Uno de los casos éxito dentro del mundo de los spin-offs, es Better Call Saul, serie que se desprende del universo de la multipremiada Breaking Bad, la cual acaba de estrenar su quinta temporada en Netflix y que, ante todo pronóstico, logró encontrar su propia identidad para expandir uno de los fenómenos televisivos de los últimos años.
Aquí cinco razones para no perderse esta producción:
Más allá de Breaking Bad
Si bien Better Call Saul inicia en el “futuro”, tras los acontecimientos finales de Breaking Bad, la serie se remonta varios años atrás, cuando Saul Goodman comenzaba su camino en los juzgados y cortes, bajo su nombre original: Jimmy McGill. Y no solo el programa —creado por Vince Gilligan— cuenta la historia del singular abogado, también relata el pasado de Mike Ehrmantraut, Gus Fring y la familia Salamanca, personajes más que importantes de la serie origen. Cada referencia, guiño o aparición de un personaje conocido hacen la serie más que disfrutable.
Bob Odenkirk
El personaje de Saul Goodman, pese a su relevancia en Breaking Bad, no dejaba de ser secundario. No obstante, el desarrollo que se le dio en este spin-off, sumado al gran trabajo de Bob Odenkirk, lo convirtieron en un protagonista que supo cargar con el peso que representaba continuar la historia de una de las mejores series de los últimos años.
Con cuatro nominaciones al Emmy y tres a los Golden Globes, el premio a Mejor Actor puede que esté cerca para Odenkirk, más cuando está confirmado que el show terminará con su sexta temporada.
Nuevos personajes
Los personajes ya conocidos, como Gus, Mike, Tuco y Tito —y recientemente Hank Schrader y Steven Gómez—, le dan ese toque de nostalgia a la serie.
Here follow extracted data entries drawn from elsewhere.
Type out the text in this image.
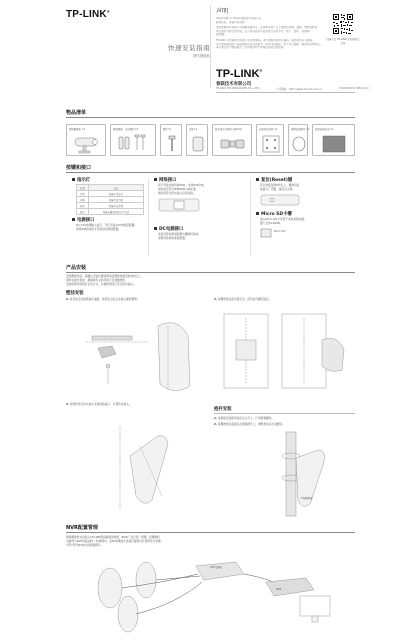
TP-LINK®	声明
Copyright © 2019 普联技术有限公司
版权所有，保留所有权利
未经普联技术有限公司明确书面许可，任何单位或个人不得擅自仿制、复制、誊抄或转译
本手册部分或全部内容，且不得以营利为目的进行任何方式（电子、影印、录制等）
的传播。
TP-LINK 为普联技术有限公司注册商标。本手册提及的所有商标，由各自所有人拥有。
本手册所提到的产品规格和资讯仅供参考，如有内容更新，恕不另行通知。除非有特殊约定，
本手册仅作为使用指导，所作陈述均不构成任何形式的担保。
扫码关注 TP-LINK 官方微信公众号
快速安装指南
网络摄像机
TP-LINK®
普联技术有限公司
TP-LINK TECHNOLOGIES CO., LTD.	公司网址：http://www.tp-link.com.cn	7103502XXX REV1.0.0
物品清单
网络摄像机 ×1	膨胀螺管、自攻螺钉×4	螺钉×1	盖板×1	防水接头(网线外径8mm)	安装定位贴纸 ×1	抱箍安装配件 ×1 快速安装指南 ×1
按键和接口
指示灯
状态	含义
常亮	设备正常运行
闪烁	设备正在启动
快闪	设备正在升级
熄灭	设备未通电或指示灯关闭
电源接口
DC 12V电源输入接口，用于连接12V电源适配器。
使用PoE供电时无需连接电源适配器。
网络接口
用于连接交换机或NVR，支持PoE供电，
供电电压符合IEEE802.3af标准。
网线需穿过防水接头后再连接。
DC电源接口
连接外部电源适配器为摄像机供电。
请使用原装电源适配器。
复位(Reset)键
若长按复位键5秒以上，摄像机将
恢复出厂设置，重启后生效。
Micro SD卡槽
插入Micro SD卡可用于本地录像存储，
最大支持128GB。
Micro SD
产品安装
安装摄像机前，请确认安装位置能够承受摄像机重量的3倍以上。
请勿在强光直射、潮湿或多尘的环境下安装摄像机。
安装前请先规划好走线方式，并确保网线已穿过防水接头。
壁挂安装
1. 将安装定位贴纸贴在墙面，按照孔位钻孔并敲入膨胀螺管。	2. 将摄像机底座对准孔位，使用自攻螺钉固定。
3. 将网线穿过防水接头连接网络接口，拧紧防水接头。
抱杆安装
1. 将抱箍安装配件固定在立杆上，拧紧抱箍螺丝。
2. 将摄像机底座固定在抱箍配件上，调整角度后拧紧螺钉。
不锈钢抱箍
NVR配置管理
网络摄像机支持接入TP-LINK网络硬盘录像机（NVR）进行统一管理。将摄像机、
交换机与NVR连接到同一局域网内，在NVR界面中添加设备即可实现预览与录像。
*部分型号NVR支持即插即用。
PoE交换机
NVR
Y más alla de conocer su pasado, que nos permite entender aún más el entorno en que se desarrolló Breaking Bad, su relación con nuevos rostros refrescan la historia.
Kim Wexler (la pareja sentimental de Saul), Chuck McGill (el hermano de Saul), Lalo Salamanca (el sobrino de Tito, interpretado por Tony Dalton) y Nacho Varga (gente de confianza de la familia Salamanca) son algunos de los personajes que también se vuelven entrañables al avanzar los episodios.
Sello propio
Si bien la serie tiene su propio ritmo, no con la intensidad que caracterizó a Breaking Bad, conserva rasgos muy particulares que no nos alejan del universo televisivo que ha creado Vince Gilligan. Cada encuadre, plano o postal mantiene la estética que conquistó a la audiencia y que nos hizo disfrutar el relato del cocinero de Albuquerque.
Llegando al inicio
Conforme avanza la serie, es inevitable pensar dónde va a terminar. Pensamiento que nos lleva a un solo lugar: el inicio de Breaking Bad. Momento que sin lugar a dudas sería épico para todos los fans, pues sería revivir el encuentro de Saul con Walter White y Jesse Pinkman.
Y es que a lo largo de todas las temporadas de Better Call Saul se puede ir armando el rompecabezas que dio origen a la rivalidad entre Gus y Tito Salamanca, cómo se armó el famoso laboratorio debajo de una lavanderia, cómo conoció el abogado a su fiel trabajador Huell Babineaux, entre varios detalles más. Es decir, todo nos lleva a ese instante que sería memorable.
Estas son solo algunas de las razones que convierten a este spin-off en una serie imperdible. Si ya viste Breaking Bad, sin duda el gozo está garantizado; y si no la has visto, es buen momento para comenzar, pues este universo se extiende no solo a Better Call Saul, también a la cinta que estrenó Netflix hace unos meses: El Camino, que igualmente le da forma a este evento televisivo de la última década.